If you’ve caught a fish, or been around fishermen, you don’t forget that smell. When my dad and I went fishing, mom made us clean our fish and take our clothes off outside so the stench wouldn’t get in the house.
We’d stink too if we swam around in noxious, toxic water all day. Fish stink until they die and get cleaned up. Then they become tasty fish filets or crunchy hush puppies or fish nuggets.
Many Christians and non-church goers think they smell too bad to join a church family. The guy who heads up our decision counseling ministry at our church talks to folks every week who think they stink. He said the most frequent reason (excuse) people give him for not coming to church, or joining, is they need to get cleaned up first.
They say they have some sins or bad habits they want to get rid of before they make any commitments to church. That is diametrically opposed of what the Bible teaches about sanctification. If those reluctant souls looked around and smelled some other folks, they’d discover that some others smelled worse than they smelled. That’s why we go to church–to allow Jesus and the Holy Spirit to clean us up.
It’s also opposite of how fishermen teach others how to fish. They teach students to catch the fish first, then clean them. It’s hard to clean fish when they’re swimming around in the water.
Lots of smelly fish in our pews each Sunday swim around thinking they’re unworthy to receive God’s love. And they probably feel they’re not good enough for God to catch them, let alone clean them. That’s because they don’t understand sanctification or their true identity in Christ.
God is willing and eager to clean us up. When Christ and the Holy Spirit come to live in us, cleaning us up becomes their job. It’s called sanctification. Sanctification is the work of the Holy Spirit in us to transform our minds, hearts and spirits and conform us to the image of His son, Jesus. To help us act, think and feel more like Christ. To help us learn to love each other, pray, forgive each other, and treat each other kindly. Compared to fishing, sanctification is like scraping away the scales, cutting away the tail and the head, gutting it, and de-boning it, cutting away the useless stuff. What’s left are tender, tasty and clean fish filets that satisfy our appetites.

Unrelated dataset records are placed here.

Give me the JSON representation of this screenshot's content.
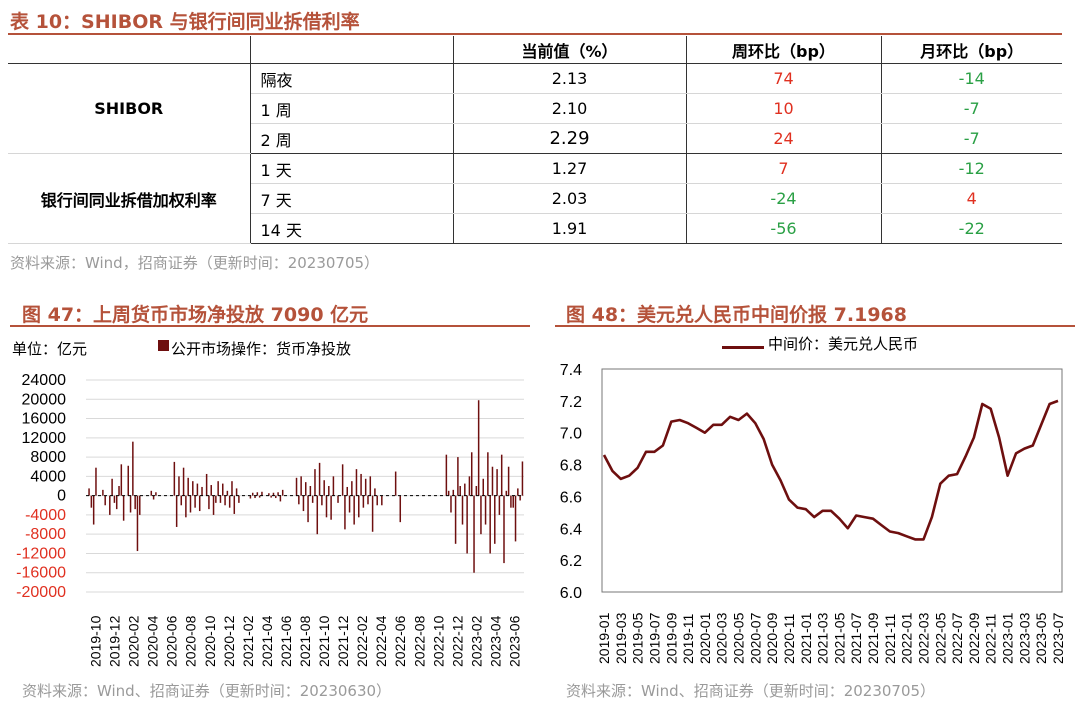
{
  "table": {
    "title": "表 10：SHIBOR 与银行间同业拆借利率",
    "headers": [
      "",
      "",
      "当前值（%）",
      "周环比（bp）",
      "月环比（bp）"
    ],
    "groups": [
      {
        "name": "SHIBOR",
        "rows": [
          {
            "tenor": "隔夜",
            "value": "2.13",
            "wow": "74",
            "mom": "-14"
          },
          {
            "tenor": "1 周",
            "value": "2.10",
            "wow": "10",
            "mom": "-7"
          },
          {
            "tenor": "2 周",
            "value": "2.29",
            "wow": "24",
            "mom": "-7"
          }
        ]
      },
      {
        "name": "银行间同业拆借加权利率",
        "rows": [
          {
            "tenor": "1 天",
            "value": "1.27",
            "wow": "7",
            "mom": "-12"
          },
          {
            "tenor": "7 天",
            "value": "2.03",
            "wow": "-24",
            "mom": "4"
          },
          {
            "tenor": "14 天",
            "value": "1.91",
            "wow": "-56",
            "mom": "-22"
          }
        ]
      }
    ],
    "source": "资料来源：Wind，招商证券（更新时间：20230705）"
  },
  "colors": {
    "accent": "#b5523a",
    "bar": "#6e0f0f",
    "up": "#e03020",
    "down": "#2aa045"
  },
  "chart_data": [
    {
      "type": "bar",
      "title": "图 47：上周货币市场净投放 7090 亿元",
      "unit_label": "单位：亿元",
      "legend": "公开市场操作：货币净投放",
      "ylim": [
        -20000,
        24000
      ],
      "yticks": [
        -20000,
        -16000,
        -12000,
        -8000,
        -4000,
        0,
        4000,
        8000,
        12000,
        16000,
        20000,
        24000
      ],
      "x_ticks": [
        "2019-10",
        "2019-12",
        "2020-02",
        "2020-04",
        "2020-06",
        "2020-08",
        "2020-10",
        "2020-12",
        "2021-02",
        "2021-04",
        "2021-06",
        "2021-08",
        "2021-10",
        "2021-12",
        "2022-02",
        "2022-04",
        "2022-06",
        "2022-08",
        "2022-10",
        "2022-12",
        "2023-02",
        "2023-04",
        "2023-06"
      ],
      "x_start": "2019-10",
      "weekly_values": [
        0,
        1500,
        -2500,
        -6000,
        5800,
        0,
        0,
        1200,
        -2000,
        0,
        -4000,
        3500,
        -1500,
        -2800,
        2000,
        6500,
        -5200,
        0,
        6200,
        -3500,
        11200,
        -2800,
        -11500,
        -4000,
        0,
        0,
        0,
        0,
        1000,
        -800,
        700,
        0,
        0,
        0,
        0,
        0,
        0,
        0,
        7000,
        -6500,
        4000,
        -2000,
        5800,
        -4500,
        3700,
        -3500,
        3000,
        -2500,
        2500,
        -3200,
        1800,
        0,
        4500,
        -2800,
        2200,
        -4000,
        -1500,
        3000,
        -1500,
        2500,
        -2000,
        1000,
        -2500,
        3000,
        -3800,
        1500,
        -1500,
        0,
        0,
        0,
        0,
        -600,
        600,
        -500,
        700,
        -400,
        800,
        0,
        0,
        500,
        -400,
        600,
        -500,
        700,
        -1200,
        1200,
        0,
        0,
        0,
        0,
        0,
        3700,
        -1800,
        4000,
        -3200,
        2800,
        -5500,
        2000,
        -1500,
        5500,
        -8000,
        6800,
        -2000,
        3200,
        -4500,
        2000,
        -5000,
        4000,
        0,
        -1500,
        0,
        6500,
        -7000,
        1800,
        -3500,
        3000,
        -6000,
        5500,
        -4500,
        4500,
        -2500,
        3500,
        -1800,
        4000,
        -7500,
        1500,
        -2000,
        0,
        -2000,
        0,
        0,
        0,
        0,
        0,
        5000,
        0,
        -5500,
        0,
        0,
        0,
        0,
        0,
        0,
        0,
        0,
        0,
        0,
        0,
        0,
        0,
        0,
        0,
        0,
        0,
        0,
        0,
        8500,
        1000,
        -3500,
        1200,
        -10000,
        8000,
        2000,
        -6000,
        2500,
        -12000,
        4000,
        9000,
        -16000,
        2000,
        19800,
        -8000,
        3500,
        -6000,
        9000,
        -12000,
        6000,
        -10000,
        5500,
        -4000,
        8500,
        -14000,
        1000,
        6000,
        -2500,
        -2500,
        -9500,
        1500,
        -1000,
        7090
      ]
    },
    {
      "type": "line",
      "title": "图 48：美元兑人民币中间价报 7.1968",
      "legend": "中间价：美元兑人民币",
      "ylim": [
        6.0,
        7.4
      ],
      "yticks": [
        6.0,
        6.2,
        6.4,
        6.6,
        6.8,
        7.0,
        7.2,
        7.4
      ],
      "x_ticks": [
        "2019-01",
        "2019-03",
        "2019-05",
        "2019-07",
        "2019-09",
        "2019-11",
        "2020-01",
        "2020-03",
        "2020-05",
        "2020-07",
        "2020-09",
        "2020-11",
        "2021-01",
        "2021-03",
        "2021-05",
        "2021-07",
        "2021-09",
        "2021-11",
        "2022-01",
        "2022-03",
        "2022-05",
        "2022-07",
        "2022-09",
        "2022-11",
        "2023-01",
        "2023-03",
        "2023-05",
        "2023-07"
      ],
      "x_start": "2019-01",
      "series": [
        {
          "monthly_values": [
            6.86,
            6.76,
            6.71,
            6.73,
            6.78,
            6.88,
            6.88,
            6.92,
            7.07,
            7.08,
            7.06,
            7.03,
            7.0,
            7.05,
            7.05,
            7.1,
            7.08,
            7.12,
            7.06,
            6.96,
            6.8,
            6.7,
            6.58,
            6.53,
            6.52,
            6.47,
            6.51,
            6.51,
            6.46,
            6.4,
            6.48,
            6.47,
            6.46,
            6.42,
            6.38,
            6.37,
            6.35,
            6.33,
            6.33,
            6.47,
            6.68,
            6.73,
            6.74,
            6.85,
            6.97,
            7.18,
            7.15,
            6.97,
            6.73,
            6.87,
            6.9,
            6.92,
            7.05,
            7.18,
            7.2
          ]
        }
      ]
    }
  ],
  "footer": {
    "left_source": "资料来源：Wind、招商证券（更新时间：20230630）",
    "right_source": "资料来源：Wind、招商证券（更新时间：20230705）"
  }
}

Those smelly-fish church goers who don’t know their true identity in Christ don’t feel accepted by God. They feel unworthy. They think they have to work to earn God’s approval. If they do something bad they think God will punish them or make them suffer for their sins. In Ephesians 6:10 Paul says believers are, “God’s workmanship (masterpieces) created in Christ Jesus to do good works…” 2 Corinthians 5:17 says, “therefore, if anyone is in Christ (which all believers are) he is a new creature: old things are passed away; behold, all things are become new.”
That doesn’t sound fishy to me at all. Are you going to believe what you think or feel, or are you going to believe what God says about you?